Figure 14: Loosely coupled system organisation

- Therefore, these systems are also called multi-computer systems. These computer systems are connected together via message passing interconnection network through which processes communicate by passing messages to one another.
- Since every computer system or node in multicomputer systems has a separate memory, they are called distributed multicomputer systems. These are also called loosely coupled systems.
- Message passing: Communicating between multiple processors by explicitly sending and receiving information.
- <u>Clusters:</u> Collections of computers connected via I/O over standard network switches to form a message-passing multiprocessor.
- <u>Send message routine:</u> A routine used by a processor in machines with private memories to pass a message to another processor.
- Receive message routine: A routine used by a processor in machines with private memories to accept a message from another processor.

#### MULTI-CORE COMPUTING

All computers are now parallel computers. Multi-core processors represent an important new trend in computer architecture. Decreased power consumption and heat generation. Minimized wire lengths and interconnect latencies. They enable true thread-level parallelism with great energy efficiency and scalability. To utilize their full potential, applications will need to move from a single to a multi-threaded model. Parallel programming techniques likely to gain importance. The difficult problem is not building multi-core hardware, but programming it in a way that lets mainstream applications benefit from the continued exponential growth in CPU performance. The software industry needs to get back into the state where existing applications run faster on new hardware.

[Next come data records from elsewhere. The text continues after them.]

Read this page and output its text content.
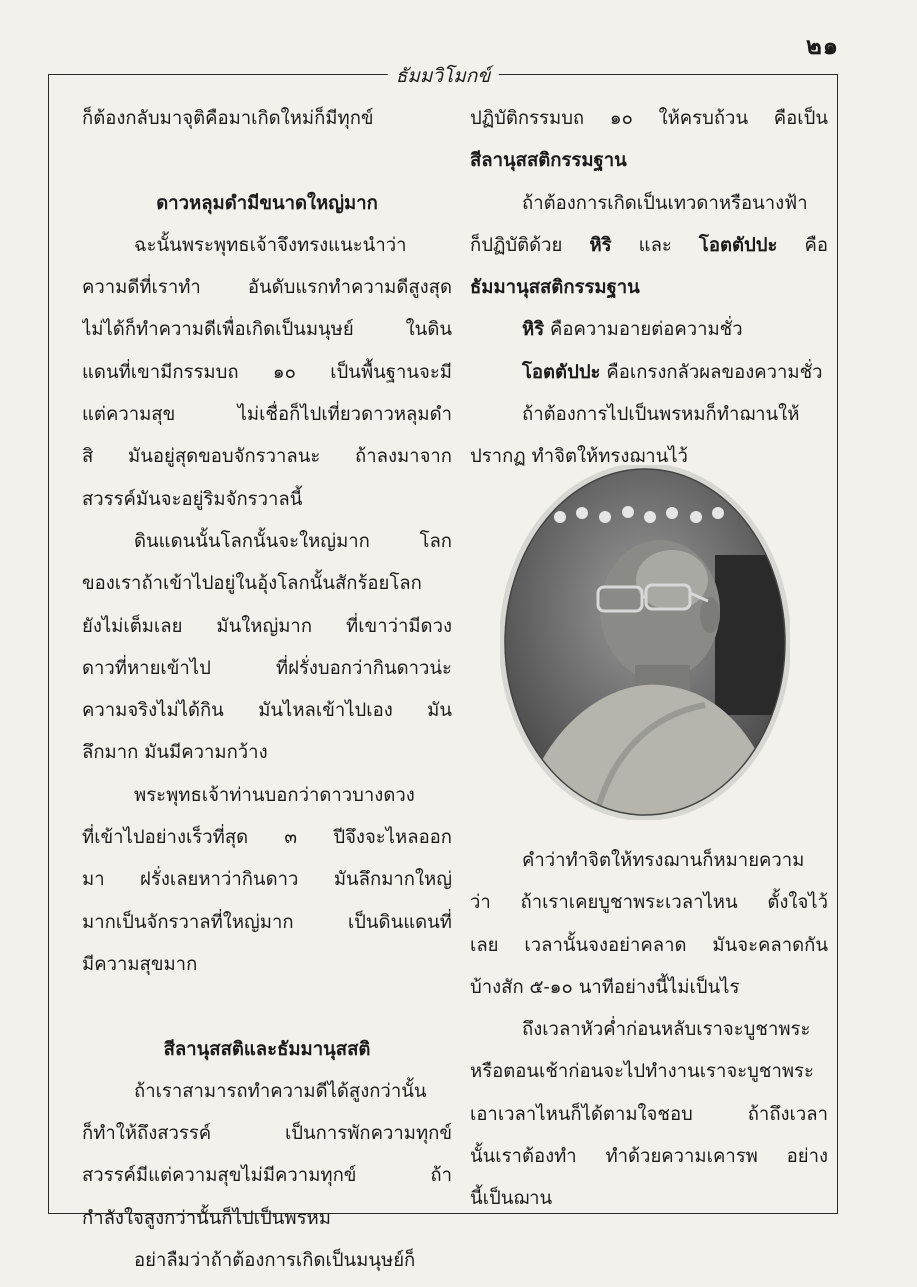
๒๑
ธัมมวิโมกข์
ก็ต้องกลับมาจุติคือมาเกิดใหม่ก็มีทุกข์
ดาวหลุมดำมีขนาดใหญ่มาก
ฉะนั้นพระพุทธเจ้าจึงทรงแนะนำว่า
ความดีที่เราทำ อันดับแรกทำความดีสูงสุด
ไม่ได้ก็ทำความดีเพื่อเกิดเป็นมนุษย์ ในดิน
แดนที่เขามีกรรมบถ ๑๐ เป็นพื้นฐานจะมี
แต่ความสุข ไม่เชื่อก็ไปเที่ยวดาวหลุมดำ
สิ มันอยู่สุดขอบจักรวาลนะ ถ้าลงมาจาก
สวรรค์มันจะอยู่ริมจักรวาลนี้
ดินแดนนั้นโลกนั้นจะใหญ่มาก โลก
ของเราถ้าเข้าไปอยู่ในอุ้งโลกนั้นสักร้อยโลก
ยังไม่เต็มเลย มันใหญ่มาก ที่เขาว่ามีดวง
ดาวที่หายเข้าไป ที่ฝรั่งบอกว่ากินดาวน่ะ
ความจริงไม่ได้กิน มันไหลเข้าไปเอง มัน
ลึกมาก มันมีความกว้าง
พระพุทธเจ้าท่านบอกว่าดาวบางดวง
ที่เข้าไปอย่างเร็วที่สุด ๓ ปีจึงจะไหลออก
มา ฝรั่งเลยหาว่ากินดาว มันลึกมากใหญ่
มากเป็นจักรวาลที่ใหญ่มาก เป็นดินแดนที่
มีความสุขมาก
สีลานุสสติและธัมมานุสสติ
ถ้าเราสามารถทำความดีได้สูงกว่านั้น
ก็ทำให้ถึงสวรรค์ เป็นการพักความทุกข์
สวรรค์มีแต่ความสุขไม่มีความทุกข์ ถ้า
กำลังใจสูงกว่านั้นก็ไปเป็นพรหม
อย่าลืมว่าถ้าต้องการเกิดเป็นมนุษย์ก็
ปฏิบัติกรรมบถ ๑๐ ให้ครบถ้วน คือเป็น
สีลานุสสติกรรมฐาน
ถ้าต้องการเกิดเป็นเทวดาหรือนางฟ้า
ก็ปฏิบัติด้วย หิริ และ โอตตัปปะ คือ
ธัมมานุสสติกรรมฐาน
หิริ คือความอายต่อความชั่ว
โอตตัปปะ คือเกรงกลัวผลของความชั่ว
ถ้าต้องการไปเป็นพรหมก็ทำฌานให้
ปรากฏ ทำจิตให้ทรงฌานไว้
คำว่าทำจิตให้ทรงฌานก็หมายความ
ว่า ถ้าเราเคยบูชาพระเวลาไหน ตั้งใจไว้
เลย เวลานั้นจงอย่าคลาด มันจะคลาดกัน
บ้างสัก ๕-๑๐ นาทีอย่างนี้ไม่เป็นไร
ถึงเวลาหัวค่ำก่อนหลับเราจะบูชาพระ
หรือตอนเช้าก่อนจะไปทำงานเราจะบูชาพระ
เอาเวลาไหนก็ได้ตามใจชอบ ถ้าถึงเวลา
นั้นเราต้องทำ ทำด้วยความเคารพ อย่าง
นี้เป็นฌาน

#### Challenges resulting from Multicore:

- Relies on effective exploitation of multiple-thread parallelism
  - Need for parallel computing model and parallel programming model
- Aggravates memory wall
- Memory bandwidth
  - Way to get data out of memory banks
  - Way to get data into multi-core processor array
- Memory latency
- Fragments L3 cache
- Pins become strangle point
  - Rate of pin growth projected to slow and flatten
  - Rate of bandwidth per pin (pair) projected to grow slowly
- Requires mechanisms for efficient inter-processor coordination
  - Synchronization
  - Mutual exclusion
    - Context switching

#### Advantages:

- Cache coherency circuitry can operate at a much higher clock rate than is possible if the signals
  have to travel off-chip.
- 2. Signals between different CPUs travel shorter distances, those signals degrade less.
- These higher quality signals allow more data to be sent in a given time period since individual signals can be shorter and do not need to be repeated as often.
- 4. A dual-core processor uses slightly less power than two coupled single-core processors.

#### Disadvantages

- Ability of multi-core processors to increase application performance depends on the use of multiple threads within applications.
- Most Current video games will run faster on a 3 GHz single-core processor than on a 2GHz dualcore processor (of the same core architecture.
- Two processing cores sharing the same system bus and memory bandwidth limits the real-world performance advantage.
- If a single core is close to being memory bandwidth limited, going to dual-core might only give 30% to 70% improvement.
- 5. If memory bandwidth is not a problem, a 90% improvement can be expected.